In the classroom workspace, every library and package should already be installed in your environment. You will NOT need to make use of gcloud to download the images.

Instructions

Exploratory Data Analysis

You should use the data already present in /home/workspace/data/waymo directory to explore the dataset! This is the most important task of any machine learning project. To do so, open the Exploratory Data Analysis notebook. In this notebook, your first task will be to implement a display_instances function to display images and annotations using matplotlib. This should be very similar to the function you created during the course. Once you are done, feel free to spend more time exploring the data and report your findings. Report anything relevant about the dataset in the writeup.

Keep in mind that you should refer to this analysis to create the different spits (training, testing and validation).

Create the training - validation splits

In the class, we talked about cross-validation and the importance of creating meaningful training and validation splits. For this project, you will have to create your own training and validation sets using the files located in /home/workspace/data/waymo.
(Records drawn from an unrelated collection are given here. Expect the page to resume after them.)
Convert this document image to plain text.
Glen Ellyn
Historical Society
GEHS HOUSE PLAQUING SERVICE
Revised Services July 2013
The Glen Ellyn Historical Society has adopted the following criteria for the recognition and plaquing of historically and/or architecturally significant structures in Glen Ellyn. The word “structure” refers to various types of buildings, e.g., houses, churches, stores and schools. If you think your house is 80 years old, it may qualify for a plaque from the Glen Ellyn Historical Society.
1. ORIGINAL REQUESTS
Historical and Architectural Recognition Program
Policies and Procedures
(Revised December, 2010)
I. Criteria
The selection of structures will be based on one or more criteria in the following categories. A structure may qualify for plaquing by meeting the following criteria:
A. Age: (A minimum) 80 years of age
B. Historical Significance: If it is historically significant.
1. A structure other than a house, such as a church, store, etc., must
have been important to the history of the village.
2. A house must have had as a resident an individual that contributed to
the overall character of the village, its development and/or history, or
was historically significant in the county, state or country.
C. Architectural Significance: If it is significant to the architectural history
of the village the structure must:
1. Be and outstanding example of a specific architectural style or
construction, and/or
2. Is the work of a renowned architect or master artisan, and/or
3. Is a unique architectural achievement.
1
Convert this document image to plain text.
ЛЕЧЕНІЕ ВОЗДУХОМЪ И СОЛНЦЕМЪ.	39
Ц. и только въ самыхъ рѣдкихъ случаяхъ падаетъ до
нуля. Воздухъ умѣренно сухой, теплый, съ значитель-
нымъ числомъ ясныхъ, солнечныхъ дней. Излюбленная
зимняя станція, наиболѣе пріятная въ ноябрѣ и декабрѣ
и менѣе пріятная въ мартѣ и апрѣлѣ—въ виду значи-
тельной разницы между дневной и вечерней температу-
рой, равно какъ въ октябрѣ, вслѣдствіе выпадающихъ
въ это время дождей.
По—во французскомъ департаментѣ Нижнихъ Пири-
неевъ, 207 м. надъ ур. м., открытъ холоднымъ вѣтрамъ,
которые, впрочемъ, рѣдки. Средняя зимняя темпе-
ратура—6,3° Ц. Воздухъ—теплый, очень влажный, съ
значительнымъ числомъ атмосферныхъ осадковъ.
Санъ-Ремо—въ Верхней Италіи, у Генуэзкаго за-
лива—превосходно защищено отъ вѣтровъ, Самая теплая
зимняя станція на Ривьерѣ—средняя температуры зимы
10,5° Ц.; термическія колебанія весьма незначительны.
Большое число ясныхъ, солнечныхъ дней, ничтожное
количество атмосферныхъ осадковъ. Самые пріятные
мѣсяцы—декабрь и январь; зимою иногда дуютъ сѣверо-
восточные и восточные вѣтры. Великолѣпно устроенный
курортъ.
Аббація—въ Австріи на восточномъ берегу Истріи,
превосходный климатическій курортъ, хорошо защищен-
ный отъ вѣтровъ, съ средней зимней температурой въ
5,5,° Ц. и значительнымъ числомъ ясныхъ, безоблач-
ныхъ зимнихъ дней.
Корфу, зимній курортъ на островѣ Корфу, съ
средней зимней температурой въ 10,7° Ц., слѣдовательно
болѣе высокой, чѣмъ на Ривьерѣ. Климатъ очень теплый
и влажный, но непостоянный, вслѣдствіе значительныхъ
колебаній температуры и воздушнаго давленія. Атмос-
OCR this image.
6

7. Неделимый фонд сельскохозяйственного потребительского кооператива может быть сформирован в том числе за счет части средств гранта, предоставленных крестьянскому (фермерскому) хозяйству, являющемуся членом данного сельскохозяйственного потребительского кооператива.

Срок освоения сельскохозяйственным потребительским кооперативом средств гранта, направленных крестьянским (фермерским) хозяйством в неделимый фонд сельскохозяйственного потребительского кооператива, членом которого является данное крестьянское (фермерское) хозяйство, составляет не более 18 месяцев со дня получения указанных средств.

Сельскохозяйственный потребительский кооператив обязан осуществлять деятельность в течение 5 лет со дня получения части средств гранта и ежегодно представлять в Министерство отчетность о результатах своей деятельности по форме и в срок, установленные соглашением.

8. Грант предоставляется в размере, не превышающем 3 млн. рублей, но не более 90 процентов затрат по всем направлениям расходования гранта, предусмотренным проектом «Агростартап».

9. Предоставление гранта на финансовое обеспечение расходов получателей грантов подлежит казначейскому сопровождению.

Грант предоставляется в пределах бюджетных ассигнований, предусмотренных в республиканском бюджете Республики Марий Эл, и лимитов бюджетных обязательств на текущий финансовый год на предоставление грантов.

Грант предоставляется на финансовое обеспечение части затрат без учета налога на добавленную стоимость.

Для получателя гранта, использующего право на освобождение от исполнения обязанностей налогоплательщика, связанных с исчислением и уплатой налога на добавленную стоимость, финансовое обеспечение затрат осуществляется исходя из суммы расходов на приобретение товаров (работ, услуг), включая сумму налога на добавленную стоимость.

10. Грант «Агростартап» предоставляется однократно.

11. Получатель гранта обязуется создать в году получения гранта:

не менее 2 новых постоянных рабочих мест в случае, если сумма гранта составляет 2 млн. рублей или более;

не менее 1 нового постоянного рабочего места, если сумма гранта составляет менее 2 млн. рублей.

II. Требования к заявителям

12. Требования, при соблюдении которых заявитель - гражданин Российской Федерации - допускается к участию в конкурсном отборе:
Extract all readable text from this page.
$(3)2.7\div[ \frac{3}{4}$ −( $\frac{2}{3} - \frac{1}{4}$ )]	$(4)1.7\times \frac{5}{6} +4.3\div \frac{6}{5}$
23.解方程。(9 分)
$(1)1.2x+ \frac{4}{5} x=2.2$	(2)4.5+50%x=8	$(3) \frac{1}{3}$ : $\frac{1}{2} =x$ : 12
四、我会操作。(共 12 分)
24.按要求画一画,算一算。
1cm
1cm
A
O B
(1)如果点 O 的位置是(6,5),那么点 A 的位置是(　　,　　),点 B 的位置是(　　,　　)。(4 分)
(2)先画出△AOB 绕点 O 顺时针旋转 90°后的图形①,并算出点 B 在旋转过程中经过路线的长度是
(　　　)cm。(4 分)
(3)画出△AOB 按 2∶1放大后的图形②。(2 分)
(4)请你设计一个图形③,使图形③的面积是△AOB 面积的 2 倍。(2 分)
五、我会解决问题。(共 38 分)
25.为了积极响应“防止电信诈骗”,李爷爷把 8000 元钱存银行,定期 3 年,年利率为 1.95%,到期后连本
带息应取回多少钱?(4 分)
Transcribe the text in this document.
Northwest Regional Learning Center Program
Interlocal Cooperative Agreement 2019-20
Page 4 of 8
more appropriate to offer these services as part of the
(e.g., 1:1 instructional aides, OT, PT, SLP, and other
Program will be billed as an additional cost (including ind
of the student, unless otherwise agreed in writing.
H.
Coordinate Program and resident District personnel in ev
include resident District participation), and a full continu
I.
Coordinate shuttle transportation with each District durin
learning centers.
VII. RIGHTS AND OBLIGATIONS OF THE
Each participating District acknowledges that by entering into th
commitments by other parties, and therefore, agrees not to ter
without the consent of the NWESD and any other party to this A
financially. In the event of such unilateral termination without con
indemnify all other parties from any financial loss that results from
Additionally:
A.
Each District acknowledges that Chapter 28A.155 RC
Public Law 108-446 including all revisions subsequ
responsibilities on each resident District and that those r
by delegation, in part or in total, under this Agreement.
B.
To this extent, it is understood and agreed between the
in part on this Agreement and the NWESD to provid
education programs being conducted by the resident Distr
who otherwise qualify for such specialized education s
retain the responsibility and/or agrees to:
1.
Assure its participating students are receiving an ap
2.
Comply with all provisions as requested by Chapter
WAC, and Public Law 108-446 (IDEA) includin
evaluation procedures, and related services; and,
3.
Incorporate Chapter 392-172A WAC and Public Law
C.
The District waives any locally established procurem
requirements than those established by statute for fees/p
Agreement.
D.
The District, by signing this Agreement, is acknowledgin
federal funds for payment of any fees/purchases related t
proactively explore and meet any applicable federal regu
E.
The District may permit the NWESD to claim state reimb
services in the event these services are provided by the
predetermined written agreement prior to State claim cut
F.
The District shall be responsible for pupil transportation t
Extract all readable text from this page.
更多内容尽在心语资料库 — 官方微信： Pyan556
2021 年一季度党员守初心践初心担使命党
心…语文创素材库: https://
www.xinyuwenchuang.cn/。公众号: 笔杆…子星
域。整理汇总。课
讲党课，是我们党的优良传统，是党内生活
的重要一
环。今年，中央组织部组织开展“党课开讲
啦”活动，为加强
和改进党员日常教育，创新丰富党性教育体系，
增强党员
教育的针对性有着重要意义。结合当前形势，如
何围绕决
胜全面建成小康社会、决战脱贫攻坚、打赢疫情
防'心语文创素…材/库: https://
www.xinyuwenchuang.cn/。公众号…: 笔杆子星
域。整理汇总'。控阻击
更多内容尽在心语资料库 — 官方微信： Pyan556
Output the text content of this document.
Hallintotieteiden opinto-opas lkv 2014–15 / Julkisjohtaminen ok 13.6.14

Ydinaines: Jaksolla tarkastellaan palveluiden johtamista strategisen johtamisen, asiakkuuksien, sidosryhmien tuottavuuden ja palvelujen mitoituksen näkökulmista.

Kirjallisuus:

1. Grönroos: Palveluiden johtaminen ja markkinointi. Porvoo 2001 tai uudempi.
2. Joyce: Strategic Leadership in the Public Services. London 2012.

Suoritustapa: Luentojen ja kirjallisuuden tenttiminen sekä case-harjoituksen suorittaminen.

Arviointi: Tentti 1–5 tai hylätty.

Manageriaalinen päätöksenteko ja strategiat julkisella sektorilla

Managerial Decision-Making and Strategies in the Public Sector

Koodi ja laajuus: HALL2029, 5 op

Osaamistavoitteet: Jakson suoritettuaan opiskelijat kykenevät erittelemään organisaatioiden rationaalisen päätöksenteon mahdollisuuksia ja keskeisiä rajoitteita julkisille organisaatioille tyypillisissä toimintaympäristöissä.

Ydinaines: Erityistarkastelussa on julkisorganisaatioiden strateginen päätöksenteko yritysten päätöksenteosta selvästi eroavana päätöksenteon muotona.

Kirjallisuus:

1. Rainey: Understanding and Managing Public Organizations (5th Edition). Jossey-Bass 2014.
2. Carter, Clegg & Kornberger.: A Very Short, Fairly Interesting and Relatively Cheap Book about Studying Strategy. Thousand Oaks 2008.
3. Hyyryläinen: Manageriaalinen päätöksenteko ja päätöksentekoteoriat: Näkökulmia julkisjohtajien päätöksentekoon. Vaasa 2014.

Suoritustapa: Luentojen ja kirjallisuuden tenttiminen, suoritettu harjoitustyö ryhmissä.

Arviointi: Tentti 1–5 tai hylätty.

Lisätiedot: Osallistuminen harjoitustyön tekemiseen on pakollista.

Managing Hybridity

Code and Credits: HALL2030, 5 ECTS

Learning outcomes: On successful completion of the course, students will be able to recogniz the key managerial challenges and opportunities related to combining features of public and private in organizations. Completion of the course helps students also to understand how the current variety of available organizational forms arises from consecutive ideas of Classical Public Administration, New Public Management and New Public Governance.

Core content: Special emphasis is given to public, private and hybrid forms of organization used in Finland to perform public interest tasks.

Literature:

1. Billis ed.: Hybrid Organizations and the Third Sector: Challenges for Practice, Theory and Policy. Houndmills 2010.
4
The split function in the create_splits.py file does the following:

  • create three subfolders: /home/workspace/data/train/, /home/workspace/data/val/, and /home/workspace/data/test/
  • split the tf records files between these three folders by symbolically linking the files from /home/workspace/data/waymo/ to /home/workspace/data/train/, /home/workspace/data/val/, and /home/workspace/data/test/

Use the following command to run the script once your function is implemented:

python create_splits.py --data-dir /home/workspace/data

Edit the config file

Now you are ready for training. As we explain during the course, the Tf Object Detection API relies on config files. The config that we will use for this project is pipeline.config, which is the config for a SSD Resnet 50 640x640 model. You can learn more about the Single Shot Detector here.

First, let's download the pretrained model and move it to /home/workspace/experiments/pretrained_model/.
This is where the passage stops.